Over time, the fact that you’re likely to prioritize paid work may well show in your product. The free project’s final outcome may not be as good as you’d hoped — or as good as it might have been if you’d been paid for your work.

2. You could spend the time finding paid projects.
If you don’t have a lot of projects on the go, you can wind up telling yourself that, in lieu of paid work, you should do a free gig since it’ll make a good folio piece.

That may be true, and this factor can be a tough one to weigh up. But if you work out, roughly, the time you’d spend on the free gig, then consider all the other project-hunting tasks you could undertake in that timeframe, you may decide your time is better spent building a paying client base.

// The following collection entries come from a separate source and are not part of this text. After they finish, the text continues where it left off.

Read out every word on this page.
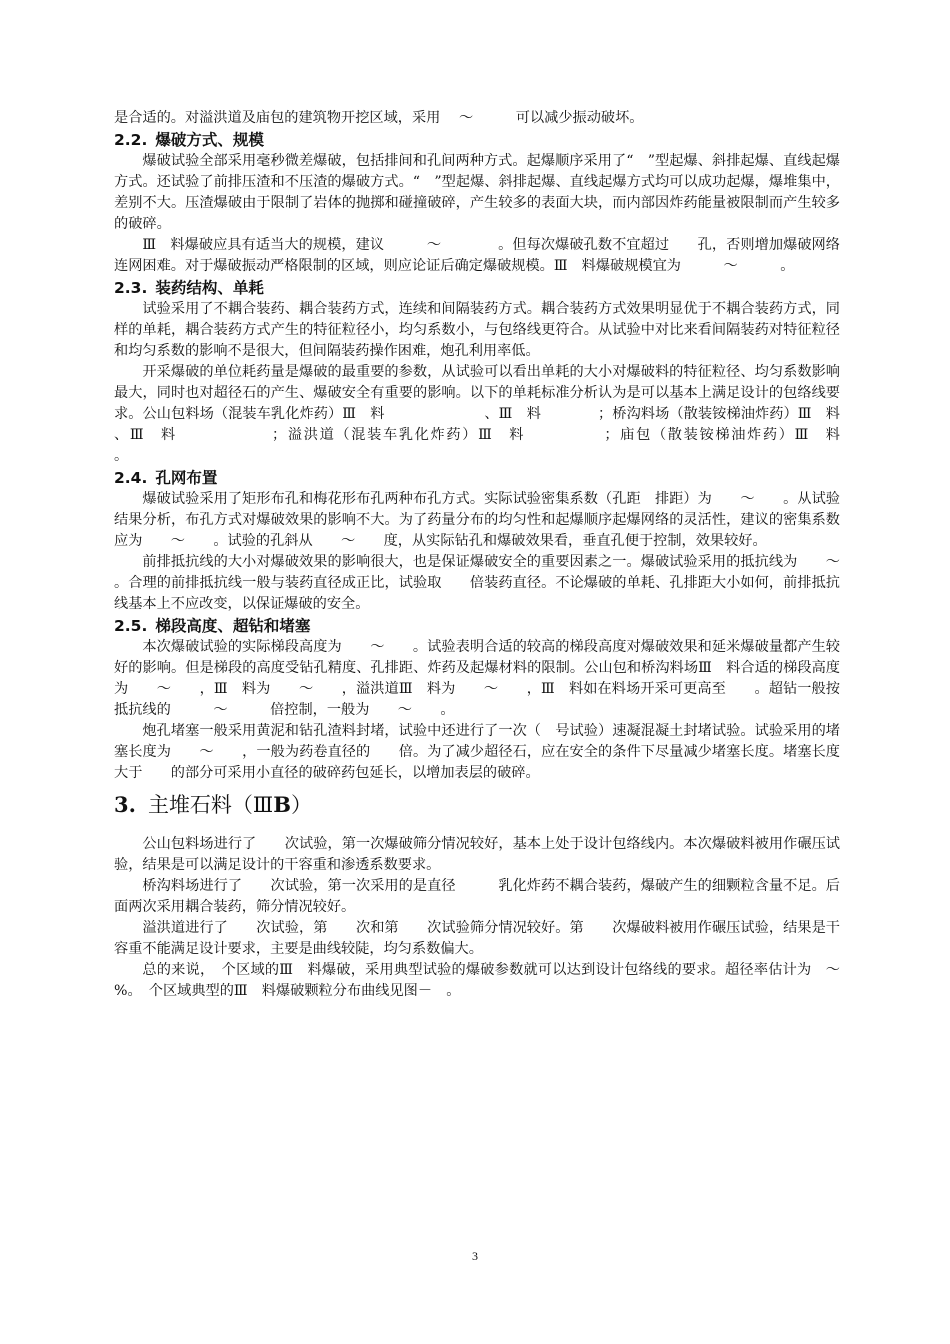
是合适的。对溢洪道及庙包的建筑物开挖区域，采用　 ～　　　可以减少振动破坏。

2.2. 爆破方式、规模

爆破试验全部采用毫秒微差爆破，包括排间和孔间两种方式。起爆顺序采用了“　”型起爆、斜排起爆、直线起爆方式。还试验了前排压渣和不压渣的爆破方式。“　”型起爆、斜排起爆、直线起爆方式均可以成功起爆，爆堆集中，差别不大。压渣爆破由于限制了岩体的抛掷和碰撞破碎，产生较多的表面大块，而内部因炸药能量被限制而产生较多的破碎。

Ⅲ　料爆破应具有适当大的规模，建议　　　～　　　　。但每次爆破孔数不宜超过　　孔，否则增加爆破网络连网困难。对于爆破振动严格限制的区域，则应论证后确定爆破规模。Ⅲ　料爆破规模宜为　　　～　　　。

2.3. 装药结构、单耗

试验采用了不耦合装药、耦合装药方式，连续和间隔装药方式。耦合装药方式效果明显优于不耦合装药方式，同样的单耗，耦合装药方式产生的特征粒径小，均匀系数小，与包络线更符合。从试验中对比来看间隔装药对特征粒径和均匀系数的影响不是很大，但间隔装药操作困难，炮孔利用率低。

开采爆破的单位耗药量是爆破的最重要的参数，从试验可以看出单耗的大小对爆破料的特征粒径、均匀系数影响最大，同时也对超径石的产生、爆破安全有重要的影响。以下的单耗标准分析认为是可以基本上满足设计的包络线要求。公山包料场（混装车乳化炸药）Ⅲ　料　　　　　　　、Ⅲ　料　　　　；桥沟料场（散装铵梯油炸药）Ⅲ　料　　　　　　、Ⅲ　料　　　　　　；溢洪道（混装车乳化炸药）Ⅲ　料　　　　　；庙包（散装铵梯油炸药）Ⅲ　料　　　　　　。

2.4. 孔网布置

爆破试验采用了矩形布孔和梅花形布孔两种布孔方式。实际试验密集系数（孔距　排距）为　　～　　。从试验结果分析，布孔方式对爆破效果的影响不大。为了药量分布的均匀性和起爆顺序起爆网络的灵活性，建议的密集系数应为　　～　　。试验的孔斜从　　～　　度，从实际钻孔和爆破效果看，垂直孔便于控制，效果较好。

前排抵抗线的大小对爆破效果的影响很大，也是保证爆破安全的重要因素之一。爆破试验采用的抵抗线为　　～　　。合理的前排抵抗线一般与装药直径成正比，试验取　　倍装药直径。不论爆破的单耗、孔排距大小如何，前排抵抗线基本上不应改变，以保证爆破的安全。

2.5. 梯段高度、超钻和堵塞

本次爆破试验的实际梯段高度为　　～　　。试验表明合适的较高的梯段高度对爆破效果和延米爆破量都产生较好的影响。但是梯段的高度受钻孔精度、孔排距、炸药及起爆材料的限制。公山包和桥沟料场Ⅲ　料合适的梯段高度为　　～　　，Ⅲ　料为　　～　　，溢洪道Ⅲ　料为　　～　　，Ⅲ　料如在料场开采可更高至　　。超钻一般按抵抗线的　　　～　　　倍控制，一般为　　～　　。

炮孔堵塞一般采用黄泥和钻孔渣料封堵，试验中还进行了一次（　号试验）速凝混凝土封堵试验。试验采用的堵塞长度为　　～　　，一般为药卷直径的　　倍。为了减少超径石，应在安全的条件下尽量减少堵塞长度。堵塞长度大于　　的部分可采用小直径的破碎药包延长，以增加表层的破碎。

3. 主堆石料（ⅢB）

公山包料场进行了　　次试验，第一次爆破筛分情况较好，基本上处于设计包络线内。本次爆破料被用作碾压试验，结果是可以满足设计的干容重和渗透系数要求。

桥沟料场进行了　　次试验，第一次采用的是直径　　　乳化炸药不耦合装药，爆破产生的细颗粒含量不足。后面两次采用耦合装药，筛分情况较好。

溢洪道进行了　　次试验，第　　次和第　　次试验筛分情况较好。第　　次爆破料被用作碾压试验，结果是干容重不能满足设计要求，主要是曲线较陡，均匀系数偏大。

总的来说，　个区域的Ⅲ　料爆破，采用典型试验的爆破参数就可以达到设计包络线的要求。超径率估计为　～　%。　个区域典型的Ⅲ　料爆破颗粒分布曲线见图－　。

3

3. This project may be bigger than it seems.
In my experience, unpaid work has tended to be less clearly defined than paid work. When they approach you, the non-paying client may not be certain about the boundaries of the work or what they require of you.

Many people who have asked me to help with unpaid projects have turned out to be expecting me to invest time in the initial phases — project definition, scope, and so on, though they never mentioned this in our initial discussions.

I’ve learned from those experiences that when my time doesn’t hold a dollar value for the client, they expect access to much more of it. Unpaid projects can swiftly balloon into time-wasters. And once you’ve gone along with that status quo for a while, it can be a challenge to tell the client that you can’t justify spending any more time on their job.

4. Unpaid projects often eat into your personal time.
This goes for the client as well as for you. If your non-paying client doesn’t have money to invest in their project, they’re unlikely to spend time that they could dedicate to generating income on the project. And you may well feel the same way.

That means that a project for which you’re not getting paid can soon eat into your free time after work hours, on weekends, and during public holidays. Suddenly you realize that you’re sacrificing your precious personal time — the most valuable time of all — to complete a project for no pay!

5. Clients can undervalue the project outcomes.
Clients who don’t pay for project inputs may be less likely to value those inputs. This may mean that, months down the track, you’re still waiting for your hard work to see the light of day, as your client prioritizes other, possibly paying, projects over the one you contributed to.

If you took on the project because it would give you something new and exciting to show off to your clients and associates, this can be extremely frustrating. But, since human beings are generally less likely to value something that comes free of charge than something they’ve paid for, delays in production and release, or poorly executed promotion of the end result, can be more likely to occur on projects you’ve completed for free. And sadly, there’s not often much you can do about it but hope.

Those are five very sound justifications for not taking the next unpaid job that you don’t think you really want to do. Do you have others you can share?